8. Van hun vlees zult gij niet eten en hun aas zult gij niet aanraken; onrein zullen die voor u zijn.
9. Dit moogt gij eten van al wat in het water leeft: al wat vinnen en schubben heeft, in het water, in de zeeën en in de stromen, dat moogt gij eten.
10. Maar al wat geen vinnen of schubben heeft, in de zeeën en de stromen, onder al wat in het water wemelt en onder alle levende wezens die in het water zijn, dat zal u een gruwel wezen.
11. Ja, een gruwel zullen zij u zijn; van hun vlees zult gij niet eten en hun aas zult gij verafschuwen.
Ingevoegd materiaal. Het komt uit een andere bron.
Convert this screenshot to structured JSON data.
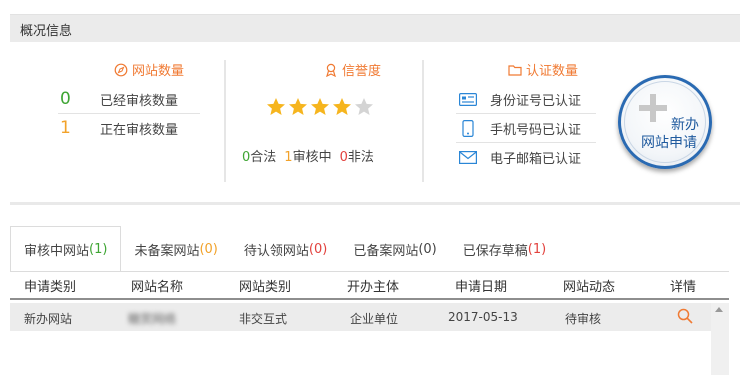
{
  "header": {
    "title": "概况信息"
  },
  "site_count": {
    "title": "网站数量",
    "rows": [
      {
        "value": "0",
        "label": "已经审核数量"
      },
      {
        "value": "1",
        "label": "正在审核数量"
      }
    ]
  },
  "reputation": {
    "title": "信誉度",
    "stars_filled": 4,
    "stars_total": 5,
    "legal_count": "0",
    "legal_label": "合法",
    "review_count": "1",
    "review_label": "审核中",
    "illegal_count": "0",
    "illegal_label": "非法"
  },
  "certification": {
    "title": "认证数量",
    "items": [
      {
        "icon": "id-card-icon",
        "label": "身份证号已认证"
      },
      {
        "icon": "phone-icon",
        "label": "手机号码已认证"
      },
      {
        "icon": "envelope-icon",
        "label": "电子邮箱已认证"
      }
    ]
  },
  "new_site_button": {
    "line1": "新办",
    "line2": "网站申请"
  },
  "tabs": [
    {
      "label": "审核中网站",
      "count": "(1)"
    },
    {
      "label": "未备案网站",
      "count": "(0)"
    },
    {
      "label": "待认领网站",
      "count": "(0)"
    },
    {
      "label": "已备案网站",
      "count": "(0)"
    },
    {
      "label": "已保存草稿",
      "count": "(1)"
    }
  ],
  "table": {
    "headers": [
      "申请类别",
      "网站名称",
      "网站类别",
      "开办主体",
      "申请日期",
      "网站动态",
      "详情"
    ],
    "rows": [
      {
        "category": "新办网站",
        "name": "糖赏网络",
        "type": "非交互式",
        "owner": "企业单位",
        "date": "2017-05-13",
        "status": "待审核"
      }
    ]
  },
  "colors": {
    "accent": "#f07a33",
    "green": "#3fa534",
    "orange": "#f2a22a",
    "red": "#e2423e",
    "star": "#f6b51e",
    "button_blue": "#2a6ab2"
  }
}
12. Alles in het water, dat geen vinnen of schubben heeft, dat zal u een gruwel zijn.
13. Deze zult gij verafschuwen onder de vogels, – zij mogen niet gegeten worden, een gruwel zijn zij –: de arend, de lammergier en de zeearend,
14. de wouw en alle soorten gieren,
15. alle soorten raven,
16. de struisvogel, de katuil en de meeuw en alle soorten sperwers,
17. de steenuil, de aalscholver en de oehoe,
18. de witte uil, de pelikaan, de aasgier
19. en de ooievaar, alle soorten reigers, de hop en de vleermuis.
20. Alle wemelend gedierte met vleugels, dat op vier poten gaat – dat zal u een gruwel zijn.
21. Deze echter moogt gij eten van al het wemelend gedierte met vleugels, dat op vier poten gaat: die boven zijn voeten dijen heeft om daarmee over de grond te springen.
22. Deze moogt gij daarvan eten: alle soorten sprinkhanen, alle soorten treksprinkhanen, alle soorten veldsprinkhanen en alle soorten kleine treksprinkhanen.
23. Maar alle wemelend gedierte met vleugels, dat vier poten heeft, dat zal u een gruwel zijn.